Why are there so few homeless in Vacaville as compared to Fairfield?
 
Interesting post and comments.

I love Vacaville and although a long drive I try to make it to that amazing rock/mineral shop a few times a year.

I also have heard that a great many of the homeless prefer their circumstance to a more structured environment with more rules. I’m not sure the long term implications of this.

Why are there so few homeless in Vacaville as compared to Fairfield?
I don't think the rock/mineral shop is still at the Nut Tree unless it has moved to a location I don't know about. I can't account for the larger numbers of homeless in Fairfield. But the city crime rate is about 25 to 30 percent higher than Vacaville.

A few people in the discussion group believed that, at the least, homeless people who have serious mental illnesses should be confined to institutions. The shelter director also said that people strung out on drugs lose their capacity to think like adults; a 30-year-old woman on drugs will act like a petulant 15-year-old girl.
 
A few observations:

1) fixing the people with drug addictions is for the most part an impossible task. Most addicts fail rehab, especially when so many around them are still using. So, on the drug issue, states and local governments still need a strong dissensentive to the "open drug scene" which too many social workers simply claim is lack of affordable housing. You CANNOT provide any housing which these addicts will for the most part be able to use if there are rules attached. Spending tax payer dollars to build housing for drug addicts only encourages MORE addicts, especially ones coming here to California from other states.

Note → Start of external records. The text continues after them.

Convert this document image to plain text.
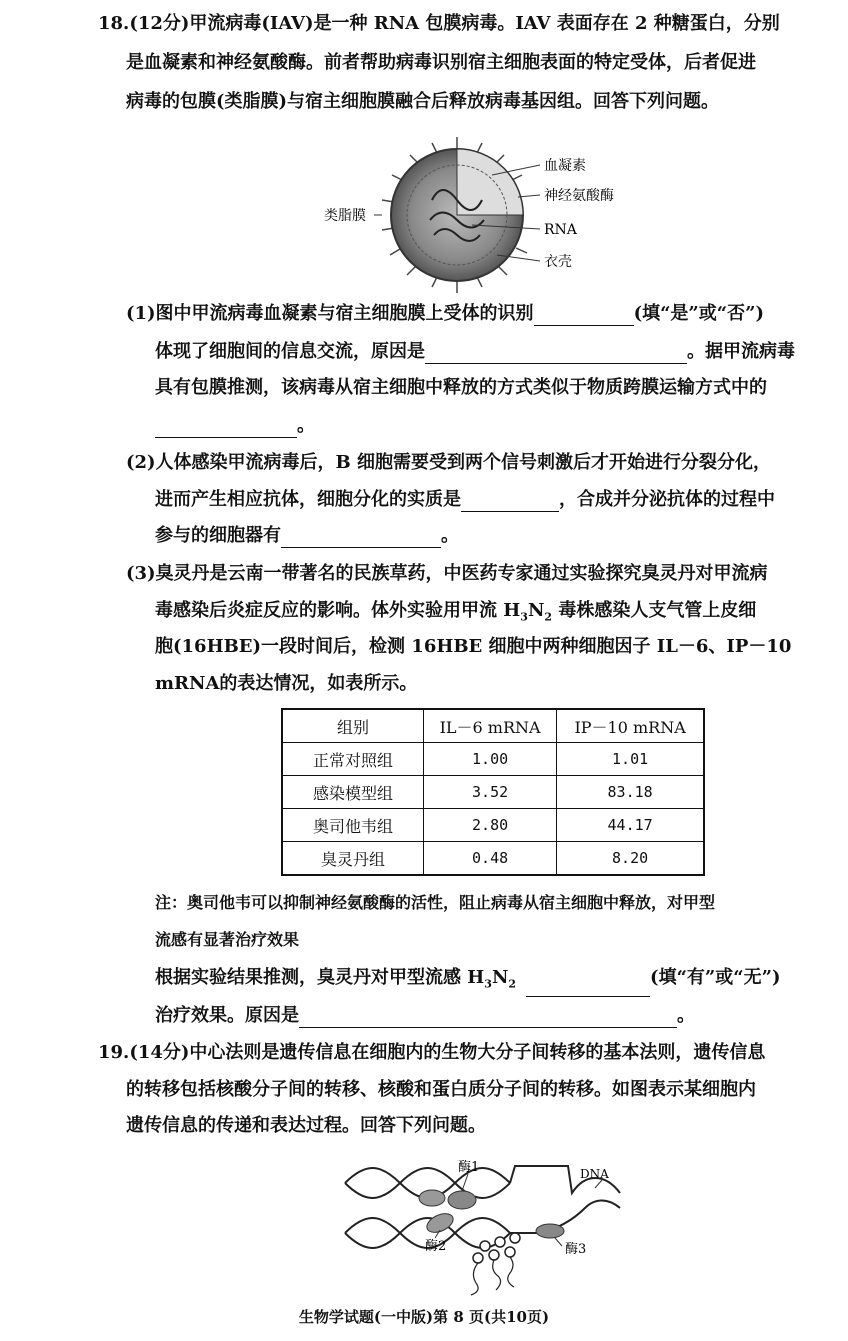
18.(12分)甲流病毒(IAV)是一种 RNA 包膜病毒。IAV 表面存在 2 种糖蛋白，分别
是血凝素和神经氨酸酶。前者帮助病毒识别宿主细胞表面的特定受体，后者促进
病毒的包膜(类脂膜)与宿主细胞膜融合后释放病毒基因组。回答下列问题。
血凝素
神经氨酸酶
类脂膜
RNA
衣壳
(1)图中甲流病毒血凝素与宿主细胞膜上受体的识别	(填“是”或“否”)
体现了细胞间的信息交流，原因是	。据甲流病毒
具有包膜推测，该病毒从宿主细胞中释放的方式类似于物质跨膜运输方式中的
。
(2)人体感染甲流病毒后，B 细胞需要受到两个信号刺激后才开始进行分裂分化，
进而产生相应抗体，细胞分化的实质是	，合成并分泌抗体的过程中
参与的细胞器有	。
(3)臭灵丹是云南一带著名的民族草药，中医药专家通过实验探究臭灵丹对甲流病
毒感染后炎症反应的影响。体外实验用甲流 $H_3N_2$ 毒株感染人支气管上皮细
胞(16HBE)一段时间后，检测 16HBE 细胞中两种细胞因子 IL－6、IP－10
mRNA的表达情况，如表所示。
组别	IL－6 mRNA	IP－10 mRNA
正常对照组	1.00	1.01
感染模型组	3.52	83.18
奥司他韦组	2.80	44.17
臭灵丹组	0.48	8.20
注：奥司他韦可以抑制神经氨酸酶的活性，阻止病毒从宿主细胞中释放，对甲型
流感有显著治疗效果
根据实验结果推测，臭灵丹对甲型流感 $H_3N_2$	(填“有”或“无”)
治疗效果。原因是	。
19.(14分)中心法则是遗传信息在细胞内的生物大分子间转移的基本法则，遗传信息
的转移包括核酸分子间的转移、核酸和蛋白质分子间的转移。如图表示某细胞内
遗传信息的传递和表达过程。回答下列问题。
酶1	DNA
酶2	酶3
生物学试题(一中版)第 8 页(共10页)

2) mentally ill need to be put into mental hospitals, but the current laws prevent that, and the ACLU and these "homeless advocacy groups" are good at filing lawsuits restricting cities and counties from removing people from camping in the public spaces.

3) here in California and West of the Rockies where the 9th Circuit court rules, the law says that homelessness is not a crime, and cities/counties cannot in most cases remove people from homeless campsites on public land if no other crime is committed by them---- UNLESS the city/county provides alternate shelter for them. If they do, then it is legal to make them leave, or remove them. Problem there brings us back to wasting tax money building shelters which then only become magnets for drug use.

Solution (for California and the states under the 9th court):

Build temporary emergency "FEMA like" campsites in suitable areas away from urban and suburban communities which provide shelter, sanitation, social services, security, and RULES, and then these unsheltered squatters can be compelled to leave, or made to leave--- even if they are still unwilling to go to the FEMA like campsites. Thus you can help who will accept help; you satisfy the 9th circuit court rule; and you create a strong dissensentive for the type of "homeless vagabond lifestyle" which has become far too easy for many of these people to pass up. If they can't/won't follow rules, or won't accept help, then they have to leave. And if they don't then it becomes a criminal manner and they will end up "housed" in prisons or mental hospitals.

But California lawmakers and leaders have to make this a priority, which currently is not their goal. They don't care about the misery of citizens, either "homeless" or residents, and then only prioritize social justice, climate change, defunding police, immigrant sanctuary---anything but the matters which are more important.

Carrot or stick is the answer.
 
We lived in Calistoga and later Sebastopol and would visit family in Dixon. Stopped at the Outlet shops and In and Out Burger a lot of those trips.

Nice area. Quickly into the hills and rural areas.